Enter image alt description Figure: This figure illustrates the process of breaking down a complex research question concerning azithromycin into multiple sub-questions. The sub-questions are gradually simplified until they can be addressed through a single language model query. (Ought, 2022*). *

Key advantages of this approach are:

  • Delegation: Since the tasks are factored, we can assign subtasks to different agents who can work on them independently. This involves providing clear instructions and expected outcomes for each agent. For example, different agents (summarizers) can be assigned specific chapters to summarize. These agents can further delegate the task of summarizing to sub-agents who focus on individual pages or paragraphs. Each agent works independently, focusing solely on their part without needing to understand the entire book.
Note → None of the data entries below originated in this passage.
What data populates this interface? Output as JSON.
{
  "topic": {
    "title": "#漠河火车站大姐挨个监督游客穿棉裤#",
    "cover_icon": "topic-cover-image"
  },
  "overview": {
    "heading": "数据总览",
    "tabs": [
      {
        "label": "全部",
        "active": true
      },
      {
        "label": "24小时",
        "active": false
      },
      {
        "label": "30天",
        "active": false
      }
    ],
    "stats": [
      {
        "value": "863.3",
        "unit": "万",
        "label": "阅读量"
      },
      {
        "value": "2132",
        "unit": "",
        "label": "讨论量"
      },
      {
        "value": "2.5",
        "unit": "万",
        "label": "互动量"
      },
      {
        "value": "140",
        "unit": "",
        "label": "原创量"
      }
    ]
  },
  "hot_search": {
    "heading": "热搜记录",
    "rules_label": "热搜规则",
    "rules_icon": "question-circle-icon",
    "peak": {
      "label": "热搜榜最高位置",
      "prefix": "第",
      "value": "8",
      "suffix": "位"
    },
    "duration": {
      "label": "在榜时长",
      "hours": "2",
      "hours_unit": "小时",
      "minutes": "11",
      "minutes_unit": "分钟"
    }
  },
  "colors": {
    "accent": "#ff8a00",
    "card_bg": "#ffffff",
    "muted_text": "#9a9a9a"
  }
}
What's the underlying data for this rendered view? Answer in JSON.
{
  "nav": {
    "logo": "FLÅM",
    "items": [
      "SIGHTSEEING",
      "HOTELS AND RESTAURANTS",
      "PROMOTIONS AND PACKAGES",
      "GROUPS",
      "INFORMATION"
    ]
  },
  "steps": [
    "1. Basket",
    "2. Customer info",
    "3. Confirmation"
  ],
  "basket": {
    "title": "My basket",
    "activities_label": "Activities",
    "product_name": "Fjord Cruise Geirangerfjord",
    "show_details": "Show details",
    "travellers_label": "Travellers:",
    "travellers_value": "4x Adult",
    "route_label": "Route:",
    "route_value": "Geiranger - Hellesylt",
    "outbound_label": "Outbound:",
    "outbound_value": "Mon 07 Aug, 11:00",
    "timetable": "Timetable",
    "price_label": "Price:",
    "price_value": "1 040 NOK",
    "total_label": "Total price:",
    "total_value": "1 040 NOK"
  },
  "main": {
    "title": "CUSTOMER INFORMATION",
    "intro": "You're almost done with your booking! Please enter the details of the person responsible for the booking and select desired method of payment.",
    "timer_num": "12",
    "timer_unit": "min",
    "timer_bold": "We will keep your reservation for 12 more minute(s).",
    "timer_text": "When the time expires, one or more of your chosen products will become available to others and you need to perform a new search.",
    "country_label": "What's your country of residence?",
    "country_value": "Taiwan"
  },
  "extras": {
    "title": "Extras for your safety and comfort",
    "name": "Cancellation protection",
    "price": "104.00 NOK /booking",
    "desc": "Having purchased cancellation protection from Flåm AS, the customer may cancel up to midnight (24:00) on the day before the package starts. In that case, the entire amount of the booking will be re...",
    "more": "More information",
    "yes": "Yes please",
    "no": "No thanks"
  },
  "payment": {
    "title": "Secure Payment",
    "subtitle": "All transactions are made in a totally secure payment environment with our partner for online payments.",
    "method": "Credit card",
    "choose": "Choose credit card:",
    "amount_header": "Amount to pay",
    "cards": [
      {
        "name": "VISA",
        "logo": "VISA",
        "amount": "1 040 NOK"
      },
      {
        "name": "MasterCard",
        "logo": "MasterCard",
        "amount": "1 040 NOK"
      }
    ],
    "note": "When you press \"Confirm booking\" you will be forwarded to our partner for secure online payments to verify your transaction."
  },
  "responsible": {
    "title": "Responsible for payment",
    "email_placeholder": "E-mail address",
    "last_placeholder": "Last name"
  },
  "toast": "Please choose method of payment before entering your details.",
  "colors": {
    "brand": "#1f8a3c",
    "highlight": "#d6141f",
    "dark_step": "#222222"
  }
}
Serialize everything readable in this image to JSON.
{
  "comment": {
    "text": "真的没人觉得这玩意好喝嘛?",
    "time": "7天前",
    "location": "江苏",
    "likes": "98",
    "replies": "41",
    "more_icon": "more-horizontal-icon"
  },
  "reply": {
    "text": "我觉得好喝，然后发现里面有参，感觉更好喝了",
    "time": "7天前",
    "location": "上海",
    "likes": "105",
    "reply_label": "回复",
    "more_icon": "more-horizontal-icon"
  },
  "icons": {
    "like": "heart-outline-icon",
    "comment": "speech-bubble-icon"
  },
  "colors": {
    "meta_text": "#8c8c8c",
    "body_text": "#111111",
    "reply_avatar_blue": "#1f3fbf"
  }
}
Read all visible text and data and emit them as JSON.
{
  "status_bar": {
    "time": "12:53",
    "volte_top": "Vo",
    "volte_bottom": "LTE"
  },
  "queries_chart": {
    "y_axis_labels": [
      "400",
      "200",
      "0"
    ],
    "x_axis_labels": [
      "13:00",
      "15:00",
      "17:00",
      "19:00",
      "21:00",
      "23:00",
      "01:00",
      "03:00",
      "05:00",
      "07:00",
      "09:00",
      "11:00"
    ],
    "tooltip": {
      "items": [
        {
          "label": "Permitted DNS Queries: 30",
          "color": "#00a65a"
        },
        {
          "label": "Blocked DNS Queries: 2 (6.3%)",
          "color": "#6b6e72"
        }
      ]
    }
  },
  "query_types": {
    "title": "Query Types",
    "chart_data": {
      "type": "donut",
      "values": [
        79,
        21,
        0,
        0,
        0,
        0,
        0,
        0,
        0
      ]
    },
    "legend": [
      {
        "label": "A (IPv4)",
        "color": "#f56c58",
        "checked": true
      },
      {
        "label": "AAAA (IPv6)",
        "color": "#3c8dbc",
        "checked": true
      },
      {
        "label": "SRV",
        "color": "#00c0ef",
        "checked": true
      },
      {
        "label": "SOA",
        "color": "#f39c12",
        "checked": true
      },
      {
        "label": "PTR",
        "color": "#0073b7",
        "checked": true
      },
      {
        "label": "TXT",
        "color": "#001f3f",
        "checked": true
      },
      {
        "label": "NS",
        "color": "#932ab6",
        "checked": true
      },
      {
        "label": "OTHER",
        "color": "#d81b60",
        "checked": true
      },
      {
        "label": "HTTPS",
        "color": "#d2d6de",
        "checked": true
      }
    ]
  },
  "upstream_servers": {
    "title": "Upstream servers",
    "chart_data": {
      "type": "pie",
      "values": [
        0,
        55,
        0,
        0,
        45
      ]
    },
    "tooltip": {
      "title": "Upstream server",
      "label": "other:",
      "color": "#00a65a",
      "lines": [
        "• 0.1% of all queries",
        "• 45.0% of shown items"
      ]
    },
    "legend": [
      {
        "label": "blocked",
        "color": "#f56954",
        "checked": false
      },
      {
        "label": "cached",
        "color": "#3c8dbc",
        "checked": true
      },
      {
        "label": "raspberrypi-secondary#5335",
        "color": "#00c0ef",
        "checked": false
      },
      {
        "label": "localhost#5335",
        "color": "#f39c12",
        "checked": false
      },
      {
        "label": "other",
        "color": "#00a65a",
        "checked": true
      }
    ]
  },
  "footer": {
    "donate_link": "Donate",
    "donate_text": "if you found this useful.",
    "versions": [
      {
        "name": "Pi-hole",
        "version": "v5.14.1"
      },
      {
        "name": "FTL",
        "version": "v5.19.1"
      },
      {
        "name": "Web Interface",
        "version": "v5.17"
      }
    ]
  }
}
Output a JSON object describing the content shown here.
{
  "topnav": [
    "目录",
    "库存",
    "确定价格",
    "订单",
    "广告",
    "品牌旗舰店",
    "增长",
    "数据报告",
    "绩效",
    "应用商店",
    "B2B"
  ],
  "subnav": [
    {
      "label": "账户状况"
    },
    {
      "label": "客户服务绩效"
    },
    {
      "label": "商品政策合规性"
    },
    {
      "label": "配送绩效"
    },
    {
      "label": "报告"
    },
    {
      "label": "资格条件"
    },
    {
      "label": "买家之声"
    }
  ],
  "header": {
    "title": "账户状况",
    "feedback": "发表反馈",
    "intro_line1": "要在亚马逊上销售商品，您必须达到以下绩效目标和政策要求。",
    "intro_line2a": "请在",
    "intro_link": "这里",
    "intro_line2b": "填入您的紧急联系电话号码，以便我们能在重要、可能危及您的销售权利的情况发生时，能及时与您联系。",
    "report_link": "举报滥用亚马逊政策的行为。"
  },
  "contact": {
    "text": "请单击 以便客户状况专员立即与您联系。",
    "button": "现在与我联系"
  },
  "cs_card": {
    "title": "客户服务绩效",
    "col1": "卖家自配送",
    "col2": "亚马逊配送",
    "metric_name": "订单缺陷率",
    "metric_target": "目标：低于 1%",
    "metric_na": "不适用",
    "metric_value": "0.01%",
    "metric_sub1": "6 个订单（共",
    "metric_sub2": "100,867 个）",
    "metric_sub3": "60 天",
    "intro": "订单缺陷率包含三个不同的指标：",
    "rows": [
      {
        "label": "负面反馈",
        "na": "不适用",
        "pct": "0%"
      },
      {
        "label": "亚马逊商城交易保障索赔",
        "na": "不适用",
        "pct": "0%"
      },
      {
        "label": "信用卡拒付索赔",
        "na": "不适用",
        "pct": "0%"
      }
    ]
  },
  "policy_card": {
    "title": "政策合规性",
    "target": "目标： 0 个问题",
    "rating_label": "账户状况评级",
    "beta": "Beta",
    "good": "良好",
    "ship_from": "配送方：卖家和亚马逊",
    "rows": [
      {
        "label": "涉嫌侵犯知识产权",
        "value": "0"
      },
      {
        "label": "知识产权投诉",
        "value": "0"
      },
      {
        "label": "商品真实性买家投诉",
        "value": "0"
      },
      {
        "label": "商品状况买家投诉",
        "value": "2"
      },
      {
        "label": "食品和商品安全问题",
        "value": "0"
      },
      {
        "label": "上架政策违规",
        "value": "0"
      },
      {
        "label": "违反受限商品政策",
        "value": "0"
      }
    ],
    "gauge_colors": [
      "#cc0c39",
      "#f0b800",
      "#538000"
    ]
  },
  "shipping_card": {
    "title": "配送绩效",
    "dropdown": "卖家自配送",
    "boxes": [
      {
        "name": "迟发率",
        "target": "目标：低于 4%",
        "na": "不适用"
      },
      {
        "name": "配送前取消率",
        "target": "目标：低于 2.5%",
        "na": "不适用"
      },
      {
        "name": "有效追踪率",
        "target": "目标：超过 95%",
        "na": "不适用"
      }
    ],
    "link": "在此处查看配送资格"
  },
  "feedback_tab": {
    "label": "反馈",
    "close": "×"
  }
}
  • Meta-reasoning: Factored cognition also involves applying this thinking to the decomposition process itself. If tasks can be factored into independently solvable sub-tasks, then factoring itself can be thought of as a task that can be factored. This involves reasoning about the decomposition process itself. This involves reasoning about the decomposition process, learning from previous attempts, adjusting strategies, and continually improving the decomposition to ensure each sub-task is self-contained and manageable. Initially, humans can perform meta-reasoning by overseeing the decomposition process, deciding how to break down complex tasks, and when to stop further decomposition. In advanced systems, sub-agents (AI models) can also perform meta-reasoning by learning from humans and applying these strategies autonomously.

This approach to decomposing problems mirrors human thought. When we think, we constantly alternate between decomposing and solving problems. By breaking down a problem into smaller parts and solving each part, we manage complexity and make the task more approachable.

Factored cognition is a general approach that can be used in different ways. Later sections will explore iterated distillation and amplification (IDA) and debate both of which use task factoring as a tool in their larger alignment approach.